World Cup memories: U.S. draws Italy, 2006

American defender Carlos Bocanegra recalls his favourite World Cup memory: the United States' amazing 1-1 draw against Italy four years ago in Germany.
U.S. defender Carlos Bocanegra, right, keeps a close watch on Italian forward Alberto Gilardino at the 2006 World Cup. ((MICHAEL URBAN/AFP/Getty Images))

In an ongoing series, asks players, managers, broadcasters, journalists and fans to recall their favourite World Cup memories.

Next up: Carlos Bocanegra.

As a tough-tackling defender for the United States, Bocanegra has been a mainstay with the American national team, earning more than 70 caps since making his debut in 2001.

Bocanegra has played in a number of international competitions for his country, but the highlight of his national team career came four years ago at the World Cup in Germany when the U.S. battled Italy to a 1-1 draw in the first round.

"I was lucky enough to play at the 2006 World Cup and the feeling I had after we [drew] against Italy was maybe one of the most incredible feelings and sense of pride I've had in myself and my country," Bocanegra told

"It's hard to put into words.
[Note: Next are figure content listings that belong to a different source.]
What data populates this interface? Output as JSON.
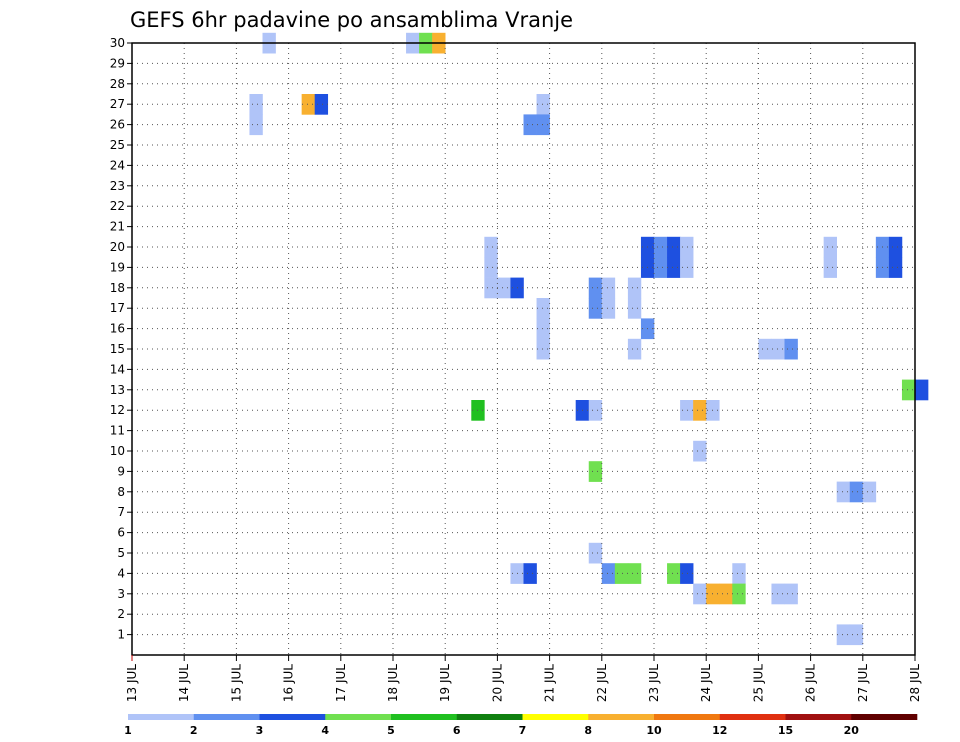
{
  "chart_data": {
    "type": "heatmap",
    "title": "GEFS 6hr padavine po ansamblima Vranje",
    "xlabel": "",
    "ylabel": "",
    "x_ticks": [
      "13 JUL",
      "14 JUL",
      "15 JUL",
      "16 JUL",
      "17 JUL",
      "18 JUL",
      "19 JUL",
      "20 JUL",
      "21 JUL",
      "22 JUL",
      "23 JUL",
      "24 JUL",
      "25 JUL",
      "26 JUL",
      "27 JUL",
      "28 JUL"
    ],
    "x_range_days": [
      13,
      28
    ],
    "y_ticks": [
      "1",
      "2",
      "3",
      "4",
      "5",
      "6",
      "7",
      "8",
      "9",
      "10",
      "11",
      "12",
      "13",
      "14",
      "15",
      "16",
      "17",
      "18",
      "19",
      "20",
      "21",
      "22",
      "23",
      "24",
      "25",
      "26",
      "27",
      "28",
      "29",
      "30"
    ],
    "y_range": [
      0,
      30
    ],
    "grid": true,
    "legend": {
      "placement": "bottom",
      "labels": [
        "1",
        "2",
        "3",
        "4",
        "5",
        "6",
        "7",
        "8",
        "10",
        "12",
        "15",
        "20"
      ],
      "colors": [
        "#b0c4f8",
        "#6090f0",
        "#1e50e0",
        "#70e050",
        "#20c020",
        "#108010",
        "#ffff00",
        "#f8b030",
        "#f07810",
        "#e03010",
        "#a01010",
        "#600000"
      ]
    },
    "cells": [
      {
        "day": 15.5,
        "member": 30,
        "color": "#b0c4f8"
      },
      {
        "day": 18.25,
        "member": 30,
        "color": "#b0c4f8"
      },
      {
        "day": 18.5,
        "member": 30,
        "color": "#70e050"
      },
      {
        "day": 18.75,
        "member": 30,
        "color": "#f8b030"
      },
      {
        "day": 15.25,
        "member": 27,
        "color": "#b0c4f8"
      },
      {
        "day": 15.25,
        "member": 26,
        "color": "#b0c4f8"
      },
      {
        "day": 16.25,
        "member": 27,
        "color": "#f8b030"
      },
      {
        "day": 16.5,
        "member": 27,
        "color": "#1e50e0"
      },
      {
        "day": 20.75,
        "member": 27,
        "color": "#b0c4f8"
      },
      {
        "day": 20.5,
        "member": 26,
        "color": "#6090f0"
      },
      {
        "day": 20.75,
        "member": 26,
        "color": "#6090f0"
      },
      {
        "day": 19.75,
        "member": 20,
        "color": "#b0c4f8"
      },
      {
        "day": 19.75,
        "member": 19,
        "color": "#b0c4f8"
      },
      {
        "day": 19.75,
        "member": 18,
        "color": "#b0c4f8"
      },
      {
        "day": 20.0,
        "member": 18,
        "color": "#b0c4f8"
      },
      {
        "day": 20.25,
        "member": 18,
        "color": "#1e50e0"
      },
      {
        "day": 22.75,
        "member": 20,
        "color": "#1e50e0"
      },
      {
        "day": 22.75,
        "member": 19,
        "color": "#1e50e0"
      },
      {
        "day": 23.0,
        "member": 20,
        "color": "#6090f0"
      },
      {
        "day": 23.0,
        "member": 19,
        "color": "#6090f0"
      },
      {
        "day": 23.25,
        "member": 20,
        "color": "#1e50e0"
      },
      {
        "day": 23.25,
        "member": 19,
        "color": "#1e50e0"
      },
      {
        "day": 23.5,
        "member": 20,
        "color": "#b0c4f8"
      },
      {
        "day": 23.5,
        "member": 19,
        "color": "#b0c4f8"
      },
      {
        "day": 26.25,
        "member": 20,
        "color": "#b0c4f8"
      },
      {
        "day": 26.25,
        "member": 19,
        "color": "#b0c4f8"
      },
      {
        "day": 27.25,
        "member": 20,
        "color": "#6090f0"
      },
      {
        "day": 27.25,
        "member": 19,
        "color": "#6090f0"
      },
      {
        "day": 27.5,
        "member": 20,
        "color": "#1e50e0"
      },
      {
        "day": 27.5,
        "member": 19,
        "color": "#1e50e0"
      },
      {
        "day": 20.75,
        "member": 17,
        "color": "#b0c4f8"
      },
      {
        "day": 20.75,
        "member": 16,
        "color": "#b0c4f8"
      },
      {
        "day": 20.75,
        "member": 15,
        "color": "#b0c4f8"
      },
      {
        "day": 21.75,
        "member": 18,
        "color": "#6090f0"
      },
      {
        "day": 21.75,
        "member": 17,
        "color": "#6090f0"
      },
      {
        "day": 22.0,
        "member": 18,
        "color": "#b0c4f8"
      },
      {
        "day": 22.0,
        "member": 17,
        "color": "#b0c4f8"
      },
      {
        "day": 22.5,
        "member": 18,
        "color": "#b0c4f8"
      },
      {
        "day": 22.5,
        "member": 17,
        "color": "#b0c4f8"
      },
      {
        "day": 22.75,
        "member": 16,
        "color": "#6090f0"
      },
      {
        "day": 22.5,
        "member": 15,
        "color": "#b0c4f8"
      },
      {
        "day": 25.0,
        "member": 15,
        "color": "#b0c4f8"
      },
      {
        "day": 25.25,
        "member": 15,
        "color": "#b0c4f8"
      },
      {
        "day": 25.5,
        "member": 15,
        "color": "#6090f0"
      },
      {
        "day": 27.75,
        "member": 13,
        "color": "#70e050"
      },
      {
        "day": 28.0,
        "member": 13,
        "color": "#1e50e0"
      },
      {
        "day": 19.5,
        "member": 12,
        "color": "#20c020"
      },
      {
        "day": 21.5,
        "member": 12,
        "color": "#1e50e0"
      },
      {
        "day": 21.75,
        "member": 12,
        "color": "#b0c4f8"
      },
      {
        "day": 23.5,
        "member": 12,
        "color": "#b0c4f8"
      },
      {
        "day": 23.75,
        "member": 12,
        "color": "#f8b030"
      },
      {
        "day": 24.0,
        "member": 12,
        "color": "#b0c4f8"
      },
      {
        "day": 23.75,
        "member": 10,
        "color": "#b0c4f8"
      },
      {
        "day": 21.75,
        "member": 9,
        "color": "#70e050"
      },
      {
        "day": 26.5,
        "member": 8,
        "color": "#b0c4f8"
      },
      {
        "day": 26.75,
        "member": 8,
        "color": "#6090f0"
      },
      {
        "day": 27.0,
        "member": 8,
        "color": "#b0c4f8"
      },
      {
        "day": 21.75,
        "member": 5,
        "color": "#b0c4f8"
      },
      {
        "day": 20.25,
        "member": 4,
        "color": "#b0c4f8"
      },
      {
        "day": 20.5,
        "member": 4,
        "color": "#1e50e0"
      },
      {
        "day": 22.0,
        "member": 4,
        "color": "#6090f0"
      },
      {
        "day": 22.25,
        "member": 4,
        "color": "#70e050"
      },
      {
        "day": 22.5,
        "member": 4,
        "color": "#70e050"
      },
      {
        "day": 23.25,
        "member": 4,
        "color": "#70e050"
      },
      {
        "day": 23.5,
        "member": 4,
        "color": "#1e50e0"
      },
      {
        "day": 24.5,
        "member": 4,
        "color": "#b0c4f8"
      },
      {
        "day": 23.75,
        "member": 3,
        "color": "#b0c4f8"
      },
      {
        "day": 24.0,
        "member": 3,
        "color": "#f8b030"
      },
      {
        "day": 24.25,
        "member": 3,
        "color": "#f8b030"
      },
      {
        "day": 24.5,
        "member": 3,
        "color": "#70e050"
      },
      {
        "day": 25.25,
        "member": 3,
        "color": "#b0c4f8"
      },
      {
        "day": 25.5,
        "member": 3,
        "color": "#b0c4f8"
      },
      {
        "day": 26.5,
        "member": 1,
        "color": "#b0c4f8"
      },
      {
        "day": 26.75,
        "member": 1,
        "color": "#b0c4f8"
      }
    ]
  }
}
It felt unbelievable. All the players left everything out on the field. It was a fantastic crowd [in Kaiserslautern] and against the eventual World Cup winners we held on. It was nuts."

The United States could take some pride in the fact that they held Italy to a stalemate — the Azzurri won the rest of their games in Germany en route to claiming their fourth World Cup title.

It looked as though it would be a cakewalk for the Italians, who opened the scoring in the 22nd minute when Alberto Gilardino beat American goalkeeper Kasey Keller.

But Lady Lucky shone on the Americans when they equalized five minutes later as Italian defender Cristian Zaccardo knocked the ball into his own net.

The game quickly turned nasty when Italy's Daniel De Rossi elbowed Brian McBride in the face, bloodying the American forward. The Italians were reduced to 10 men, and the Americans swarmed, but couldn't make use of their numerical advantage.

The U.S. then lost their heads. Pablo Mastroeni (in the 45th minute) and Eddie Pope (early in the second half) received their marching orders, as the Americans were down to nine men.

Italy pressed forward but couldn't breach the U.S. goal, as the Americans held on for a hard-fought and deserved draw against the Azzurri.